Multi-dimensional Graph Fourier Transform

Many signals on Cartesian product graphs appear in the real world, such as digital images, sensor observation time series, and movie ratings on Netflix. These signals are "multi-dimensional" and have directional characteristics along each factor graph. However, the existing graph Fourier transform does not distinguish these directions, and assigns 1-D spectra to signals on product graphs. Further, these spectra are often multi-valued at some frequencies. Our main result is a multi-dimensional graph Fourier transform that solves such problems associated with the conventional GFT. Using algebraic properties of Cartesian products, the proposed transform rearranges 1-D spectra obtained by the conventional GFT into the multi-dimensional frequency domain, of which each dimension represents a directional frequency along each factor graph. Thus, the multi-dimensional graph Fourier transform enables directional frequency analysis, in addition to frequency analysis with the conventional GFT. Moreover, this rearrangement resolves the multi-valuedness of spectra in some cases.
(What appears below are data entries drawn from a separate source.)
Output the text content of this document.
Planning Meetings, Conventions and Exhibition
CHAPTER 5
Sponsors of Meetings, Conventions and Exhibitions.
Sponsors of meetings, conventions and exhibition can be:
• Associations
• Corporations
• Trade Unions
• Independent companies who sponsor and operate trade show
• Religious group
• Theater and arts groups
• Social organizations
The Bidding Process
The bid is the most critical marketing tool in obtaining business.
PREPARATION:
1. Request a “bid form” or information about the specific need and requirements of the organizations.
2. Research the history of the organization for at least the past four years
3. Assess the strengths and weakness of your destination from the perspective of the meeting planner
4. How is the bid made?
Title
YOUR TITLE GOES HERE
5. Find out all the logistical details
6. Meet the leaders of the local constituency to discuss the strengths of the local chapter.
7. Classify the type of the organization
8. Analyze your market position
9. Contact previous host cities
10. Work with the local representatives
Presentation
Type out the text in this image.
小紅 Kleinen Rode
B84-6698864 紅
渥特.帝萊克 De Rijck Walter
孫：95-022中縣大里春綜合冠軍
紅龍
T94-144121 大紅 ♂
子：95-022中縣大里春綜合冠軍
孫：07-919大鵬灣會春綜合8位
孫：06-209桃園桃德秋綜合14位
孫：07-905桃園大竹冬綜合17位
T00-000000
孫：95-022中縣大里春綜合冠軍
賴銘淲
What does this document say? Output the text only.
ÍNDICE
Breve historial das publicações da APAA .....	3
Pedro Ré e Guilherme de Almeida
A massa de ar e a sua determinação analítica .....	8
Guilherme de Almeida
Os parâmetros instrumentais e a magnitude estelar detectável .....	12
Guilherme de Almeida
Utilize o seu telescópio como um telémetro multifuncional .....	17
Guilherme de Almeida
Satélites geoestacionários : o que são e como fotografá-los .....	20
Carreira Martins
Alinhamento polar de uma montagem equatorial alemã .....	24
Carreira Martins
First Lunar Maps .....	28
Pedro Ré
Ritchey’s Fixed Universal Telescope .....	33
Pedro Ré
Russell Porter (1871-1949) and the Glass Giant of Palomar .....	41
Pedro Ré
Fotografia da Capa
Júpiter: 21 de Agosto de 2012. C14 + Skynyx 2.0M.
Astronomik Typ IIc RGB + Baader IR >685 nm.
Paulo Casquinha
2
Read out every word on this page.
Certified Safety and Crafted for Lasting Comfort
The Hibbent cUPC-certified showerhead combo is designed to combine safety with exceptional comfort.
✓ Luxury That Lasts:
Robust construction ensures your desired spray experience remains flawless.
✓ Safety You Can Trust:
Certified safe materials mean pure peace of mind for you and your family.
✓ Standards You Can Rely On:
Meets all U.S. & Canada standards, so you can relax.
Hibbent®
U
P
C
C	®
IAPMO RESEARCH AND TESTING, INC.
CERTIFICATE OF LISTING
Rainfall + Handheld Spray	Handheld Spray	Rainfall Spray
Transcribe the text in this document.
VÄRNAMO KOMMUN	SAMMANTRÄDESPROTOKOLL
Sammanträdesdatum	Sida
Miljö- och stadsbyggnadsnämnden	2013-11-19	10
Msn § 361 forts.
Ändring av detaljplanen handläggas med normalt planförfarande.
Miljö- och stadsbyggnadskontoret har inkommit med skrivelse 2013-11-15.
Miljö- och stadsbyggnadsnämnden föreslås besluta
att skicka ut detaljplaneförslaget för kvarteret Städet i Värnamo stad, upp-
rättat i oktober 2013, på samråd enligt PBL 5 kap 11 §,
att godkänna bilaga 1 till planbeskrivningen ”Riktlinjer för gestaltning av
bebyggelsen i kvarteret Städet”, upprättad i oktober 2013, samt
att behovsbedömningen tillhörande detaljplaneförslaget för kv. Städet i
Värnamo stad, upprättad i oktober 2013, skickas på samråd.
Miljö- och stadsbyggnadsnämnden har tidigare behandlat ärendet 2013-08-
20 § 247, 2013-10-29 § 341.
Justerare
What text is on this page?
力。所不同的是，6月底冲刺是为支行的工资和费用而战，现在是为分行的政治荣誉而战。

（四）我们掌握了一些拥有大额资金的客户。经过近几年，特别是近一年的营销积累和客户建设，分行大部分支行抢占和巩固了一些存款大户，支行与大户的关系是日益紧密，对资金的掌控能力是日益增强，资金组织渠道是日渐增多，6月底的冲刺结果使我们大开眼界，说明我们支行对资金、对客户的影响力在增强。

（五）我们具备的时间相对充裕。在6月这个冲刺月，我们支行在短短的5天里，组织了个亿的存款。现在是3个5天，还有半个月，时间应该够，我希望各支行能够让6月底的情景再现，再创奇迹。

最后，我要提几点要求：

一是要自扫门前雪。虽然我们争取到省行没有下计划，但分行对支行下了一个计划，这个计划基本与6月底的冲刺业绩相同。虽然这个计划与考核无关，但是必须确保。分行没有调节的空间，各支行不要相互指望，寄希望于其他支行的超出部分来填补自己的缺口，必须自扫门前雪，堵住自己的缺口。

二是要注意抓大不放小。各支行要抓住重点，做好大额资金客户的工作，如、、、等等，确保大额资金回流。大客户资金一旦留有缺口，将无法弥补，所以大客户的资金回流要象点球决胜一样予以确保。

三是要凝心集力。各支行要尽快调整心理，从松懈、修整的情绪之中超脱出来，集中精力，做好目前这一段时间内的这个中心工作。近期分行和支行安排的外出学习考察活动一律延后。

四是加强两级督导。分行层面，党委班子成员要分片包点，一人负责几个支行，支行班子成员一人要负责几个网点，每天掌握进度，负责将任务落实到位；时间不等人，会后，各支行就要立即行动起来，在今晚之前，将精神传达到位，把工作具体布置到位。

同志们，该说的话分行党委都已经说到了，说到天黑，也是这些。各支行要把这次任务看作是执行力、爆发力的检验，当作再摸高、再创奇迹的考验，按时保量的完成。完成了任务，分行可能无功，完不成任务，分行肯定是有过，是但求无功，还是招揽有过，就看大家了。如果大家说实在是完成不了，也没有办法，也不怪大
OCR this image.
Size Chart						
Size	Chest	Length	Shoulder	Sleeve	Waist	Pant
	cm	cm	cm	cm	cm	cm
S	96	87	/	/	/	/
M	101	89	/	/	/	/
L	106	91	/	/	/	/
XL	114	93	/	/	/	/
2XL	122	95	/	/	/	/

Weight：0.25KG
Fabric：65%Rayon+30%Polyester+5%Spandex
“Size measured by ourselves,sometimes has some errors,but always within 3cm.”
The multi-dimensional graph Fourier transform is a foundation of novel filterings and stationarities that utilize dimensional information of graph signals, which are also discussed in this study. The proposed methods are applicable to a wide variety of data that can be regarded as signals on Cartesian product graphs. This study also notes that multivariate graph signals can be regarded as 2-D univariate graph signals. This correspondence provides natural definitions of the multivariate graph Fourier transform and the multivariate stationarity based on their 2-D univariate versions.